On Confidence

Josh Pollock - September 14, 2015

Cliff over waterCliff over water

I once told a therapist that I felt like my lack of confidence in my own abilities was holding me back. He told me that I couldn’t have confidence in my abilities until I achieved something. Despite the fact that I thought that therapist was full of it, I still bought into that BS he fed me that day for years.

Everything I’ve been able to accomplish, from going back to school and getting two degrees and everything I’ve done in WordPress has come from me suspending my disbelief in my self.

Over time I found the strength to go out on a limb and trust myself that if I tried new things and believed in myself  I could get good at new things. If I hadn’t done that, I’d still be stuck in the same trap.

What my therapist told me, that I needed to accomplish something before I could have confidence was a catch-22. Thing is there is a grain of truth to what he said.

You can only get so far on “I think I can.” You have to build on success.

Pods Frontier Auto Template BannerThis week, we merged a plugin I wrote for Pods — Pods Frontier Auto Templates — into Pods itself. That plugin was not my first WordPress plugin, but it was the first WordPress plugin that worked and people actually used.

When I presented the idea as a feature for Pods, I’m not sure if Scott had me make it as a plugin because he didn’t see the need for it in Pods, or if he didn’t think I was ready to be doing development in Pods itself. The latter would have been a very fair assessment at the time.

Either way, I was determined so I made it as an add-on plugin and source material for tutorials. And it worked. It stopped people from asking for what they saw as a missing feature in Pods, and we had almost no bugs with it.

When I started working on merging it into Pods itself, I was so overcome with emotion I actually had to stop and come back to it. Everything I’m doing now with CalderaWP, with client work, etc. — when I say “yah I can do that” whether I currently know how or not, that’s building off of the confidence I got from that plugin. What I got from getting positive feedback on it, from it not needing a lot of improvements or bug fixes past the first version, from seeing it pass 1000 downloads, etc.

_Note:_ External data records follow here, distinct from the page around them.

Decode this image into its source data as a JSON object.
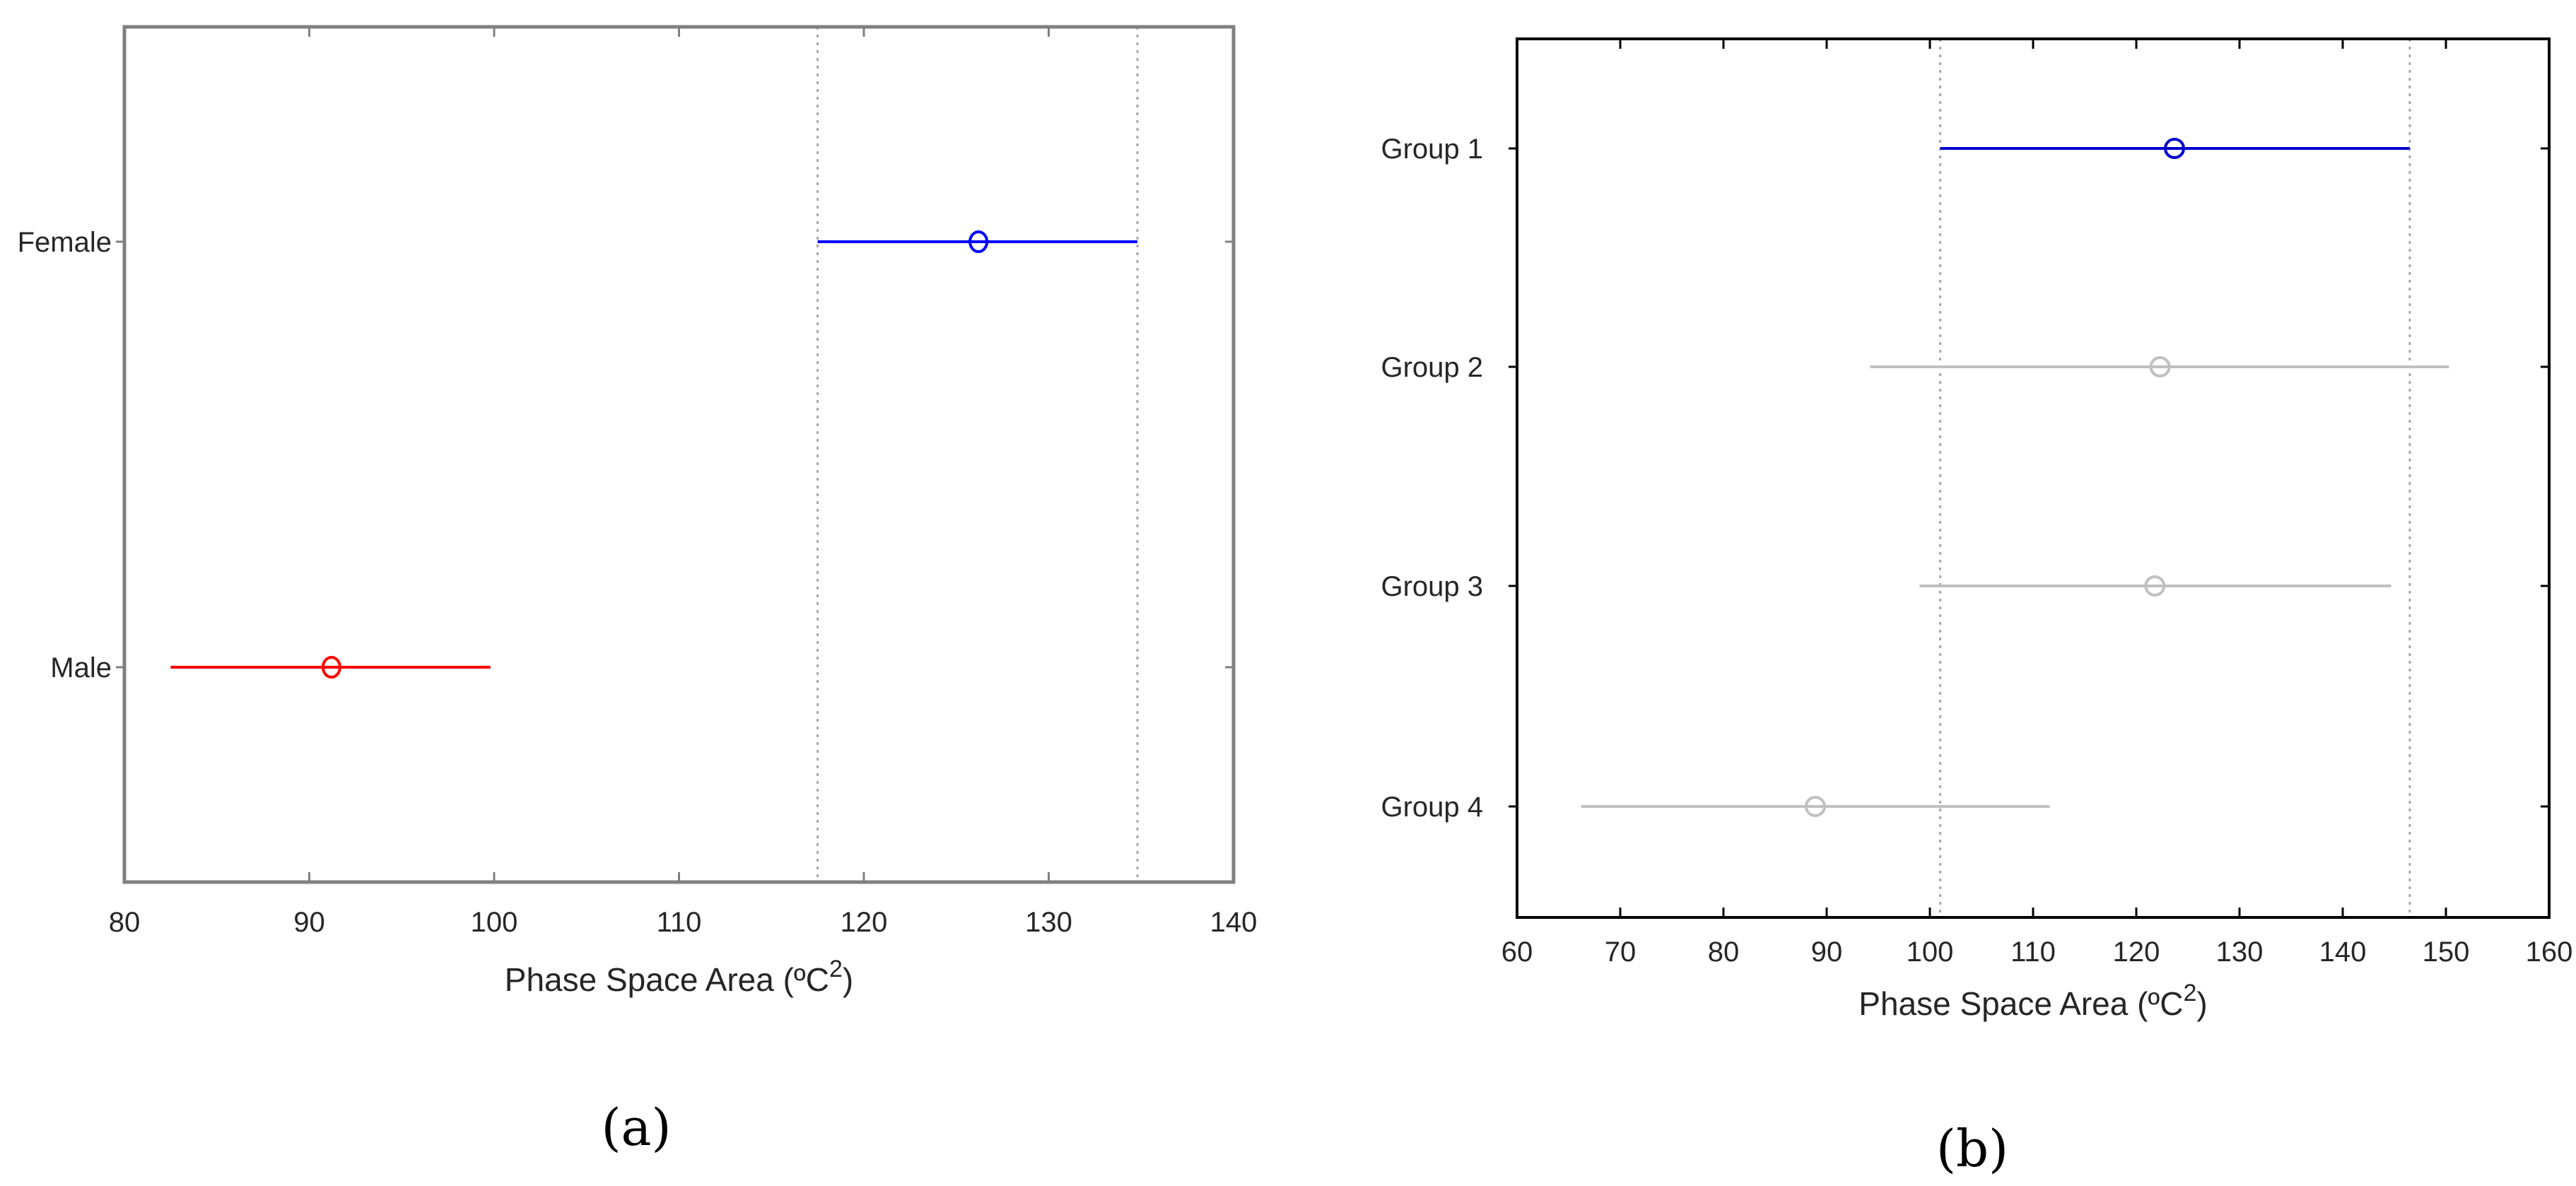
{
  "chart_data": [
    {
      "type": "interval",
      "panel_label": "(a)",
      "xlabel": "Phase Space Area (ºC",
      "xlabel_sup": "2",
      "xlabel_end": ")",
      "xlim": [
        80,
        140
      ],
      "xticks": [
        80,
        90,
        100,
        110,
        120,
        130,
        140
      ],
      "categories": [
        "Female",
        "Male"
      ],
      "comparison_lines": [
        117.5,
        134.8
      ],
      "series": [
        {
          "category": "Female",
          "mean": 126.2,
          "low": 117.5,
          "high": 134.8,
          "color": "#0000ff"
        },
        {
          "category": "Male",
          "mean": 91.2,
          "low": 82.5,
          "high": 99.8,
          "color": "#ff0000"
        }
      ]
    },
    {
      "type": "interval",
      "panel_label": "(b)",
      "xlabel": "Phase Space Area (ºC",
      "xlabel_sup": "2",
      "xlabel_end": ")",
      "xlim": [
        60,
        160
      ],
      "xticks": [
        60,
        70,
        80,
        90,
        100,
        110,
        120,
        130,
        140,
        150,
        160
      ],
      "categories": [
        "Group 1",
        "Group 2",
        "Group 3",
        "Group 4"
      ],
      "comparison_lines": [
        101.0,
        146.5
      ],
      "series": [
        {
          "category": "Group 1",
          "mean": 123.7,
          "low": 101.0,
          "high": 146.5,
          "color": "#0000cc"
        },
        {
          "category": "Group 2",
          "mean": 122.3,
          "low": 94.2,
          "high": 150.3,
          "color": "#c0c0c0"
        },
        {
          "category": "Group 3",
          "mean": 121.8,
          "low": 99.0,
          "high": 144.7,
          "color": "#c0c0c0"
        },
        {
          "category": "Group 4",
          "mean": 88.9,
          "low": 66.2,
          "high": 111.6,
          "color": "#c0c0c0"
        }
      ]
    }
  ]
}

This is one of the reasons I tell everyone who is getting into WordPress development or any type of programing that they have to find an open source project to get involved in. When you’re starting out, you need support and guidance from more experienced developers. I got that and more from Scott and Phil. You also need to be able to find a small thing you can do, inside of the larger thing, to carve out, improve and feel awesome about doing it.

Tell People They Are Awesome

You are awesome.

The WordPress ecosystem is full of people who are trying something for the first time, or the forty-second time and have no idea if anyone appreciates what they are doing, finds it useful, or is using it. When you try out a new plugin, theme or service and you like it: say it. Call the author out on Twitter, leave a review, write a blog post… whatever — just say “you’re awesome.”

You never know what telling someone you appreciate what they created will do for them or who will see what you said and try it out.

And yes, this applies way beyond our little WordPress world. The internet can be a cold, impersonal and cynical little place. A simple “you made something awesome” goes a long way to change that for someone, so don’t forget to say it.